Potter, who was taken away in handcuffs on Thursday after Judge Regina Chu rejected her attorney’s plea for her to be allowed to spend Christmas with family, faces a maximum of 15 years in prison on the most serious charge and 10 years on the second.
Chu ordered Potter taken into custody and held without bail, and scheduled her to be sentenced on February 18.
“The family of Daunte Wright is relieved that the justice system has provided some measure of accountability for the senseless death of their son, brother, father and friend,” civil rights lawyers Benjamin Crump, Antonio Romanucci and Jeff Storms, who represent Wright’s family, said in a statement on Thursday after the verdict was announced.
“From the unnecessary and overreaching tragic traffic stop to the shooting that took his life, that day will remain a traumatic one for this family and yet another example for America of why we desperately need change in policing, training and protocols.”
The American Civil Liberties Union (ACLU) also welcomed the verdict as offering “a rare glimpse of accountability in an instance of police violence”, but said the fight for justice would continue across the country.
“And real justice means that these situations do not happen in the first place,” Brandon Buskey, director of the ACLU’s criminal law reform project, said in a statement. “The ACLU will continue to fight alongside our allies throughout the country to reimagine a world where Black and other marginalized people like Daunte Wright are free to live a life without the fear of racialized violence.”
The basic facts of Wright’s killing, which was caught on Potter’s body-worn camera and fuelled several nights of racial justice protests in the Brooklyn Center community where it took place and in nearby Minneapolis, were for the most part not in dispute.
The prosecutors and defence lawyers agreed that Potter mistakenly drew the wrong weapon and never meant to kill Wright. At issue was whether the jury would find her actions to be reckless in violation of the state’s manslaughter statutes, or chalk up the incident to a tragic mistake that did not warrant criminal liability.
Potter was training a new officer when the duo pulled Wright over for having expired licence plate tags and an air freshener hanging from the car’s rearview mirror, according to the criminal complaint.
The officers moved to arrest Wright when they discovered he had an outstanding warrant. As he attempted to flee, body camera footage shows Potter yelling, “Taser, Taser, Taser” and “I’ll tase you” before she fired a single shot with her handgun.
Throughout the trial, prosecutors stressed Potter’s 26 years as a police officer, a level of experience they said made her mistake indefensible.
They said she disregarded her training, which included Taser-specific courses in the months before the shooting, and took a conscious and unreasonable risk in using any weapon against the unarmed Wright.
Potter’s lawyers sought to blame Wright for resisting arrest, which they argued had created a dangerous situation and justified her use of force. While acknowledging her mistake, they said her actions were not criminal because she thought she was using her Taser and was unaware she had drawn her handgun.

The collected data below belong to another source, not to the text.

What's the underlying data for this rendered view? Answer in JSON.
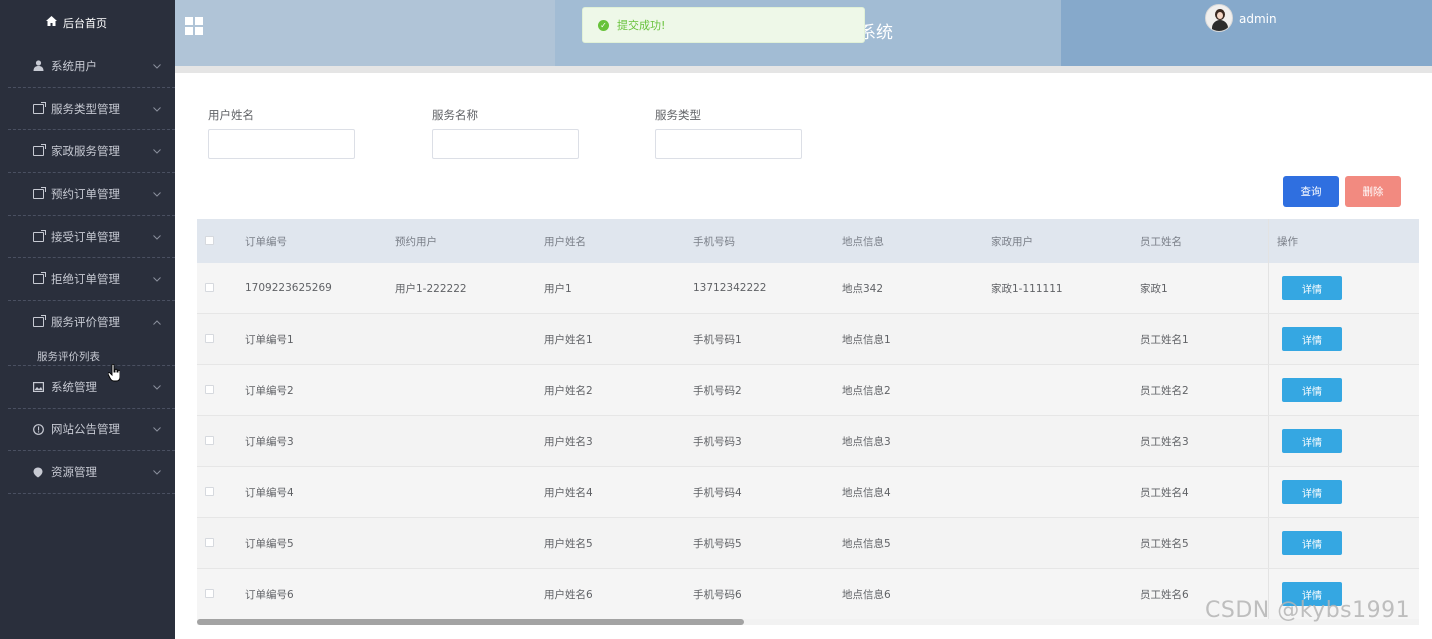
{
  "sidebar": {
    "home_label": "后台首页",
    "items": [
      {
        "label": "系统用户",
        "icon": "user-icon"
      },
      {
        "label": "服务类型管理",
        "icon": "edit-icon"
      },
      {
        "label": "家政服务管理",
        "icon": "edit-icon"
      },
      {
        "label": "预约订单管理",
        "icon": "edit-icon"
      },
      {
        "label": "接受订单管理",
        "icon": "edit-icon"
      },
      {
        "label": "拒绝订单管理",
        "icon": "edit-icon"
      },
      {
        "label": "服务评价管理",
        "icon": "edit-icon"
      },
      {
        "label": "系统管理",
        "icon": "picture-icon"
      },
      {
        "label": "网站公告管理",
        "icon": "info-icon"
      },
      {
        "label": "资源管理",
        "icon": "location-icon"
      }
    ],
    "submenu_label": "服务评价列表"
  },
  "header": {
    "title_visible": "系统",
    "user_name": "admin"
  },
  "toast": {
    "message": "提交成功!"
  },
  "search": {
    "fields": [
      {
        "label": "用户姓名",
        "value": ""
      },
      {
        "label": "服务名称",
        "value": ""
      },
      {
        "label": "服务类型",
        "value": ""
      }
    ],
    "query_label": "查询",
    "delete_label": "删除"
  },
  "table": {
    "columns": [
      "订单编号",
      "预约用户",
      "用户姓名",
      "手机号码",
      "地点信息",
      "家政用户",
      "员工姓名",
      "操作"
    ],
    "rows": [
      [
        "1709223625269",
        "用户1-222222",
        "用户1",
        "13712342222",
        "地点342",
        "家政1-111111",
        "家政1"
      ],
      [
        "订单编号1",
        "",
        "用户姓名1",
        "手机号码1",
        "地点信息1",
        "",
        "员工姓名1"
      ],
      [
        "订单编号2",
        "",
        "用户姓名2",
        "手机号码2",
        "地点信息2",
        "",
        "员工姓名2"
      ],
      [
        "订单编号3",
        "",
        "用户姓名3",
        "手机号码3",
        "地点信息3",
        "",
        "员工姓名3"
      ],
      [
        "订单编号4",
        "",
        "用户姓名4",
        "手机号码4",
        "地点信息4",
        "",
        "员工姓名4"
      ],
      [
        "订单编号5",
        "",
        "用户姓名5",
        "手机号码5",
        "地点信息5",
        "",
        "员工姓名5"
      ],
      [
        "订单编号6",
        "",
        "用户姓名6",
        "手机号码6",
        "地点信息6",
        "",
        "员工姓名6"
      ]
    ],
    "detail_label": "详情"
  },
  "watermark": "CSDN @kybs1991"
}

The defence also leaned heavily on Laurence Miller, a psychologist who testified about “action error”, or when a person takes one action while intending to do another. Miller said such mistakes were common and can be triggered by stress.
To secure a conviction on the first-degree manslaughter charge, prosecutors were required to prove beyond a reasonable doubt that Potter caused Wright’s death while committing the misdemeanour offence of recklessly using a firearm, according to Minnesota law.
For second-degree manslaughter, the jury was required to find Potter was guilty of “culpable negligence”, meaning she created an “unreasonable risk and consciously” took a chance of causing Wright death or serious bodily harm.